Douglas Cheney, Ph.D. is Professor of Special Education at the
University of Washington (UW), Seattle, where he directs the master's program to prepare teachers for educating students with emotional or behavioral disabilities. Dr. Cheney also codirected UW's doctoral training program in positive behavior interventions and supports
(PBIS); Washington's Behavior Research Center on effective behavioral interventions; the Check, Connect, and Expect project; and Washington's PBIS Network between 2001 and 2010. Dr. Cheney has been a consultant to numerous school districts and five state departments; he co-chaired Washington's Statewide Task Force on Behavioral Disorders from 1997 to 1999, which provided a blueprint for the state's PBIS model. He has extensive research experience,
having been awarded more than $10 million of funds from the U.S. Department of Education and from state departments of education and mental health in Oregon, New Hampshire, and Washington for more than 20 years.

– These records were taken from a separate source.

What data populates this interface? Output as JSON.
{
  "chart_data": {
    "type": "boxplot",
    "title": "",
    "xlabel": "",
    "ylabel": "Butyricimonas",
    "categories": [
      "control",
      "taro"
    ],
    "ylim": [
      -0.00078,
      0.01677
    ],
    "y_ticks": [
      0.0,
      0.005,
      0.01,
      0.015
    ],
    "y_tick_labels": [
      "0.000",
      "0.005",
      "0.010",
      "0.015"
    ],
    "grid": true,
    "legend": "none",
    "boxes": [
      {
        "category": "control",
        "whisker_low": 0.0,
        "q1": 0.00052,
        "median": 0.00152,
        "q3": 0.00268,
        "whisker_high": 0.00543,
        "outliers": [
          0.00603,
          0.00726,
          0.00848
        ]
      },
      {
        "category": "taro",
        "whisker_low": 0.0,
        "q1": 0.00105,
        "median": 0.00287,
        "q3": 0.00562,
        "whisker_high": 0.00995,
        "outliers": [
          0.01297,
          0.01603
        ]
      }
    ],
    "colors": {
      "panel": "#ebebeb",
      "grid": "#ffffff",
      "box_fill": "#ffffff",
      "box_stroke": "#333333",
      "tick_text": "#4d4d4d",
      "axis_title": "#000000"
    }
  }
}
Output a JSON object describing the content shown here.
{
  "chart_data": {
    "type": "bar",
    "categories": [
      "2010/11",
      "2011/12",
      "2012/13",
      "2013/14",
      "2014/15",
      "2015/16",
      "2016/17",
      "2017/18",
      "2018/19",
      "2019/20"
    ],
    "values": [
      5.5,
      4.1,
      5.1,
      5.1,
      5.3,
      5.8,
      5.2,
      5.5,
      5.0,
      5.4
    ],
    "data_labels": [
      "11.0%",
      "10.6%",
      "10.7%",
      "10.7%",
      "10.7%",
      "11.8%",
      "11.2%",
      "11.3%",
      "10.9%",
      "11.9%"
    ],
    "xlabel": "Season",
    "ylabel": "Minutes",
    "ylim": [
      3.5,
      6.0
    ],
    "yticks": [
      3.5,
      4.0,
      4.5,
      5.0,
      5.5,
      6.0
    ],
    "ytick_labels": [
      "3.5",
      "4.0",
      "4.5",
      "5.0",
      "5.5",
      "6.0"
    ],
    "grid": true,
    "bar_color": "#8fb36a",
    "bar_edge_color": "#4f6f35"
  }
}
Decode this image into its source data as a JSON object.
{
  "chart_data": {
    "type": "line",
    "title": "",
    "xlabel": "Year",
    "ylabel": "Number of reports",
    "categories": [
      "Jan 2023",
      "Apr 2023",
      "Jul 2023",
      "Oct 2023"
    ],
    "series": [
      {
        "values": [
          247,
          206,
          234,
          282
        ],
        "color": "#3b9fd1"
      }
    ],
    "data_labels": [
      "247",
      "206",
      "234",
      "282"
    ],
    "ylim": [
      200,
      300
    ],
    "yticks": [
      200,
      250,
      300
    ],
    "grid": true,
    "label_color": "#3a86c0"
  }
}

Dr. Cheney has served as co-editor of The Journal of Emotional and Behavioral Disorders and associate editor for Intervention in School and Clinic. He was on the editorial boards of Behavior Disorders and Beyond Behavior. He was President of the Council for Children
with Behavior Disorders, a division of the Council for Exceptional Children (CEC), from 1998 to 1999 and Convention Chair for CEC's international conventions in Denver in 2012 and San Antonio in 2013. Dr. Cheney directed the Institute on Emotional Disabilities at Keene
State College, New Hampshire, from 1992 to 1997 and was a special education teacher and administrator from 1974 to 1989. In 2010, he was awarded a PBIS Lifetime Achievement Award by the Northwest Positive Behavior Interventions and Supports Network for his PBIS
work in schools both nationally and regionally.